Writing JIT-friendly JavaScript means writing code that is predictable and consistent, allowing the engine's speculative optimizations to succeed and avoid costly deoptimizations.
Modern JavaScript engines like V8 use Just-In-Time (JIT) compilation to achieve high performance. They monitor code as it runs, make assumptions based on observed patterns (like variable types and object shapes), and generate highly-optimized machine code . JIT-friendly code is code that confirms these assumptions, keeping the code in the fast-optimized path. The core principle is predictability: writing code that is 'boring' for humans but 'delightful' for the JIT compiler .
The most critical rule is to never change the type of a variable or function parameter within a hot function. JIT compilers optimize based on the types they first observe .
If a function like sum(a, b) is called multiple times with numbers, the engine will optimize it for number addition. If it later receives strings, the optimized code must be thrown away (deoptimized), reverting to a slower path .
If you must handle multiple types, consider normalizing the input at the start of the function (e.g., converting parameters to numbers) to present a consistent type to the rest of the optimized function body .
Objects passed to functions should have the same 'shape' (the same properties in the same order). This allows the engine to use Hidden Classes and Inline Caching for near-instant property access .

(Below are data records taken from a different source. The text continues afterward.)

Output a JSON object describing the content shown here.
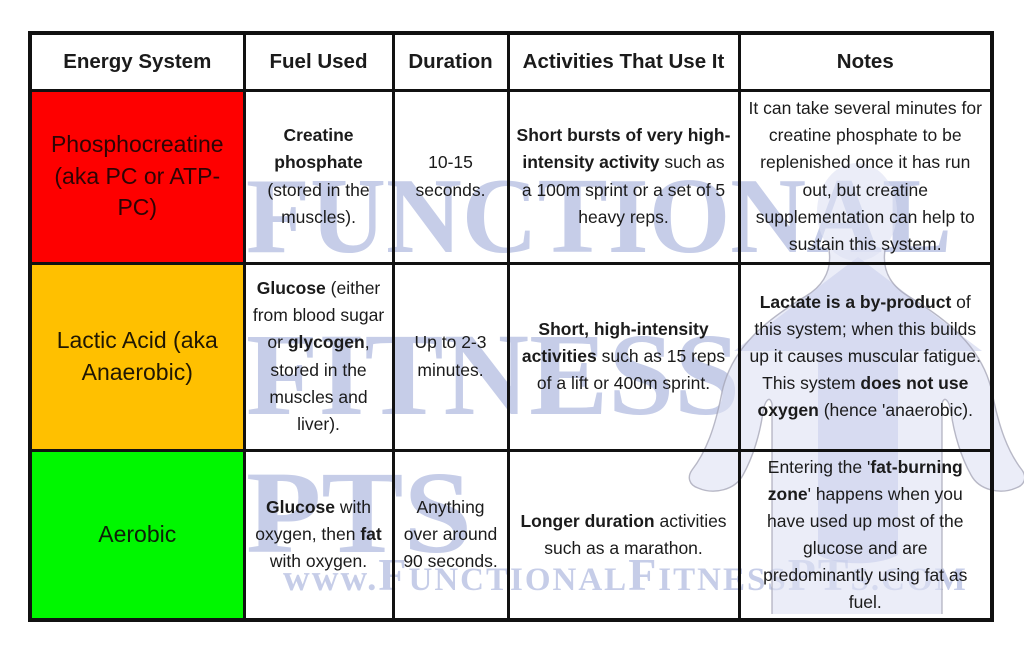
{
  "table": {
    "headers": [
      "Energy System",
      "Fuel Used",
      "Duration",
      "Activities That Use It",
      "Notes"
    ],
    "rows": [
      {
        "system": "Phosphocreatine (aka PC or ATP-PC)",
        "system_bg": "#fe0000",
        "system_color": "#2e0404",
        "fuel": [
          {
            "t": "Creatine phosphate",
            "b": true
          },
          {
            "t": " (stored in the muscles).",
            "b": false
          }
        ],
        "duration": [
          {
            "t": "10-15 seconds.",
            "b": false
          }
        ],
        "activities": [
          {
            "t": "Short bursts of very high-intensity activity",
            "b": true
          },
          {
            "t": " such as a 100m sprint or a set of 5 heavy reps.",
            "b": false
          }
        ],
        "notes": [
          {
            "t": "It can take several minutes for creatine phosphate to be replenished once it has run out, but creatine supplementation can help to sustain this system.",
            "b": false
          }
        ]
      },
      {
        "system": "Lactic Acid (aka Anaerobic)",
        "system_bg": "#ffc000",
        "system_color": "#201703",
        "fuel": [
          {
            "t": "Glucose",
            "b": true
          },
          {
            "t": " (either from blood sugar or ",
            "b": false
          },
          {
            "t": "glycogen",
            "b": true
          },
          {
            "t": ", stored in the muscles and liver).",
            "b": false
          }
        ],
        "duration": [
          {
            "t": "Up to 2-3 minutes.",
            "b": false
          }
        ],
        "activities": [
          {
            "t": "Short, high-intensity activities",
            "b": true
          },
          {
            "t": " such as 15 reps of a lift or 400m sprint.",
            "b": false
          }
        ],
        "notes": [
          {
            "t": "Lactate is a by-product",
            "b": true
          },
          {
            "t": " of this system; when this builds up it causes muscular fatigue. This system ",
            "b": false
          },
          {
            "t": "does not use oxygen",
            "b": true
          },
          {
            "t": " (hence 'anaerobic).",
            "b": false
          }
        ]
      },
      {
        "system": "Aerobic",
        "system_bg": "#00f700",
        "system_color": "#0d2008",
        "fuel": [
          {
            "t": "Glucose",
            "b": true
          },
          {
            "t": " with oxygen, then ",
            "b": false
          },
          {
            "t": "fat",
            "b": true
          },
          {
            "t": " with oxygen.",
            "b": false
          }
        ],
        "duration": [
          {
            "t": "Anything over around 90 seconds.",
            "b": false
          }
        ],
        "activities": [
          {
            "t": "Longer duration",
            "b": true
          },
          {
            "t": " activities such as a marathon.",
            "b": false
          }
        ],
        "notes": [
          {
            "t": "Entering the '",
            "b": false
          },
          {
            "t": "fat-burning zone",
            "b": true
          },
          {
            "t": "' happens when you have used up most of the glucose and are predominantly using fat as fuel.",
            "b": false
          }
        ]
      }
    ]
  },
  "watermark": {
    "line1": "FUNCTIONAL",
    "line2": "FITNESS",
    "line3": "PTS",
    "url_seg0": "www.",
    "url_seg1": "F",
    "url_seg2": "UNCTIONAL",
    "url_seg3": "F",
    "url_seg4": "ITNESS",
    "url_seg5": "PT",
    "url_seg6": "S",
    "url_seg7": ".COM",
    "text_color": "#c6cde8",
    "silhouette_fill": "#dfe2f3",
    "silhouette_stroke": "#a3a3b4",
    "arrow_fill": "#c3c9ea"
  }
}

Always initialize objects with all their properties in a consistent order, preferably in the constructor or object literal. Adding properties later forces a Hidden Class transition, creating a new shape .
Code that consistently uses one object shape is called 'monomorphic' and is the fastest. Code using 2-4 shapes is 'polymorphic' (slower), and code using 5+ shapes is 'megamorphic' (slowest) .
JIT compilers often inline small, frequently-called functions to eliminate call overhead and enable further optimizations .
Keep functions short and focused on a single task. This increases the likelihood that the engine will inline them in hot code paths.
Avoid using language features that can defeat inlining, such as with, eval(), or the arguments object .
Use arrays for their intended purpose: with contiguous, zero-based indexes. Treating an array like an object by adding non-numeric properties changes its internal representation (ElementsKind) and slows it down .
Avoid creating 'holey' arrays (e.g., let arr = [1,,3];). Prefer packed arrays where all elements are present.
Be consistent with the types of elements you store in an array. An array starting with integers (PACKED_SMI_ELEMENTS) that later receives a float will be forced to transition to a more generic, slower representation .
Frequent allocation of temporary objects in hot loops forces the GC to run more often, pausing execution .
Reuse objects where possible, or restructure code to avoid allocation in critical paths. For example, use a simple for loop instead of functional methods like map or filter in extremely performance-sensitive code to avoid creating intermediate arrays and function closures .
The ultimate goal is mechanical sympathy—writing code that works with the engine's optimization strategies, not against them. However, these optimizations should be applied judiciously. Always profile your application to find the real hot paths before optimizing, and use tools like node --trace-opt --trace-deopt or Chrome DevTools to see if your assumptions about what is being optimized are correct . Often, writing simple, clear code is the best first step, as it's easiest for both humans and engines to understand.